The Eastern Massasauga Rattlesnake is a venomous Ohio snake


The Eastern Massasauga Rattlesnake is a slightly smaller species measuring only 20 to 30 inches in length. It is a darker color than the timber rattlesnake, usually a brownish-gray color with with 29 to 50 dark dorsal blotches running down the length of its body. The average lifespan of the eastern massassauga rattlesnake is 18 years; however some specimens have been known to live up to 20 years in captivity.

The eastern massasauga rattlesnake can be identified by its short, thick body,  thick and triangular head, and its irregularly marked with white or yellowish spotted black belly. The pupils of its eyes are elliptical.  The most distinguishable feature of this snake is the stubby rattle on the end of its tail.


The Eastern Massasauga Rattlesnake eats small rodents such as mice and voles but they sometimes eat frogs and other snakes. They hunt by sitting and waiting for their prey.

Heat sensitive pits near the snakes’ eyes alert the snake to the presence of prey and they find their prey by sight, feeling vibrations, sensing heat given off by their prey, and by detecting chemicals given off by the animal. Feeding usually takes place in the early morning, late afternoon, or at night on small mammals (short-tailed shrew, meadow vole, deer, white-footed mice), small snakes, small frogs, salamanders, and toads.

Distribution And Habitat

The Eastern Massasauga Rattlesnake lives in wet areas including wet prairies, marshes and low areas along rivers and lakes. In many areas eastern massasauga rattlesnakes also use adjacent uplands during part of the year. They often hibernate in crayfish burrows but may also be found under logs and tree roots or in small mammal burrows.

They avoid open water and seem to prefer the cover of broad-leafed plants, emergents, and sedges.  Unlike other rattlesnakes, eastern massasauga rattlesnakes hibernate alone.


Like all rattlesnakes, eastern massasauga rattlesnakes bear live young. Depending on their health, adult females may bear young every year or every other year. When food is especially scarce they may only have young every three years. The eastern massasauga rattlesnakes mates in the late summer, and gives birth roughly a year later. Litter sizes vary from 5 to 20 young.

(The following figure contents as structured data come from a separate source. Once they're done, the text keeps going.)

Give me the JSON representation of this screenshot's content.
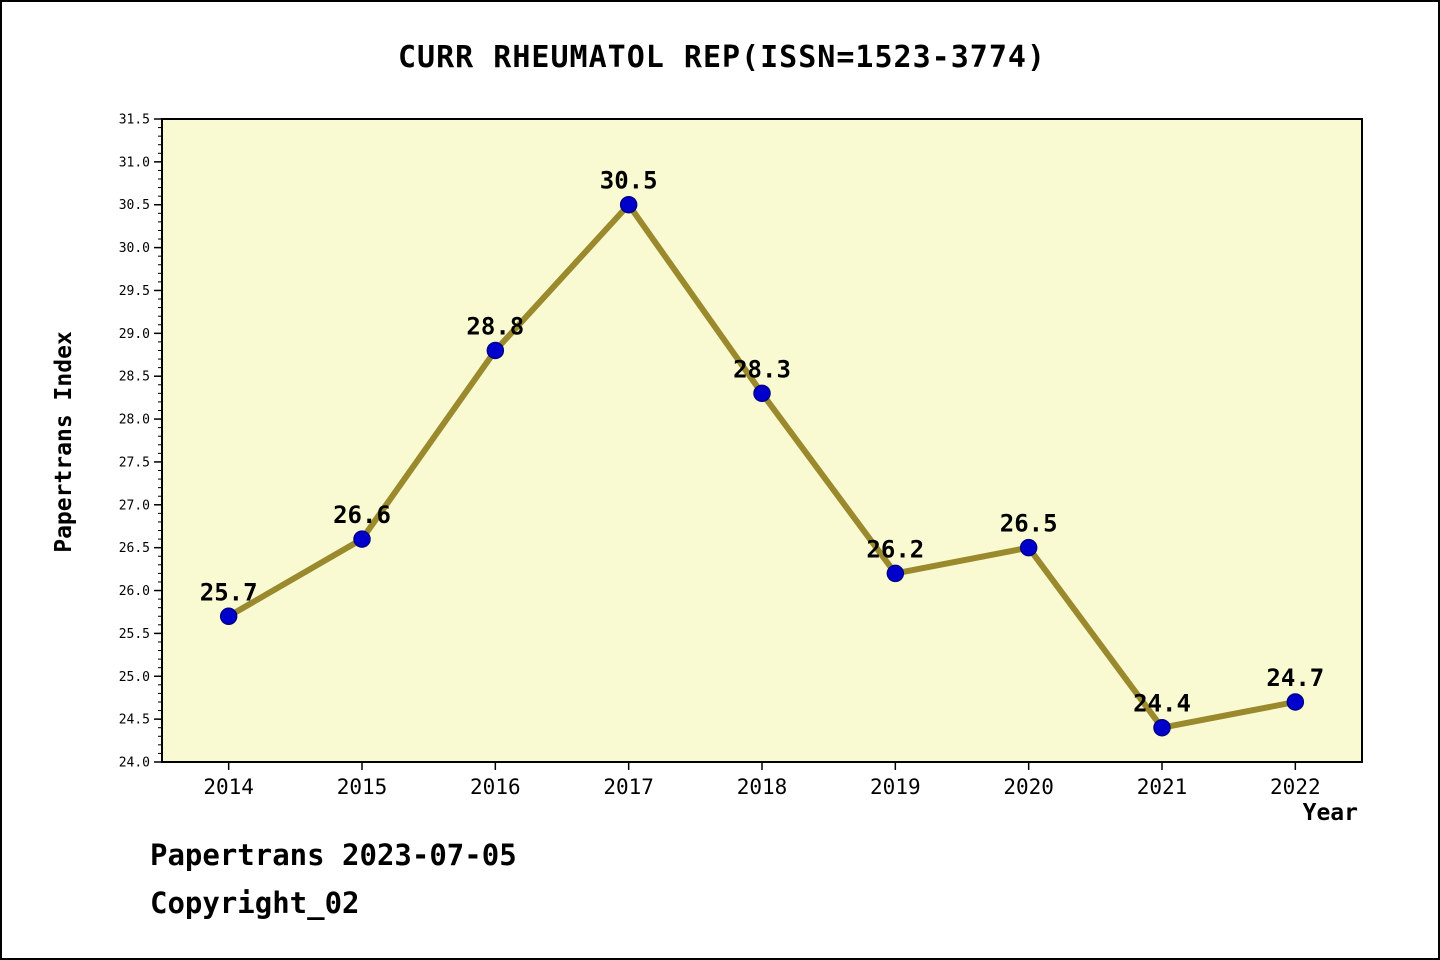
{
  "title": "CURR RHEUMATOL REP(ISSN=1523-3774)",
  "footer": {
    "line1": "Papertrans 2023-07-05",
    "line2": "Copyright_02"
  },
  "chart_data": {
    "type": "line",
    "title": "CURR RHEUMATOL REP(ISSN=1523-3774)",
    "xlabel": "Year",
    "ylabel": "Papertrans Index",
    "categories": [
      2014,
      2015,
      2016,
      2017,
      2018,
      2019,
      2020,
      2021,
      2022
    ],
    "values": [
      25.7,
      26.6,
      28.8,
      30.5,
      28.3,
      26.2,
      26.5,
      24.4,
      24.7
    ],
    "ylim": [
      24.0,
      31.5
    ],
    "ytick_step": 0.5,
    "ytick_minor_step": 0.1,
    "grid": false,
    "legend_position": "none",
    "colors": {
      "line": "#9A8A2D",
      "marker_fill": "#0000CC",
      "marker_edge": "#00008B",
      "plot_bg": "#FAFAD2",
      "axis": "#000000",
      "text": "#000000"
    }
  }
}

The females leave the young ones after their birth. The young snakes grow up by themselves and survival is dependent upon on the amount of food available and their ability to obtain it. They hide under rocks and tree trunks to avoid predators.


Their name “Massasauga” originally derives from a Chippewa word, which means “great river mouth”. It probably refers to the fact that this species prefers watery habitats.

They cannot vibrate their rattles to produce very loud sounds. Due to this reason they can only be heard from close distances.
These snakes are usually shy in nature avoiding humans as much as possible.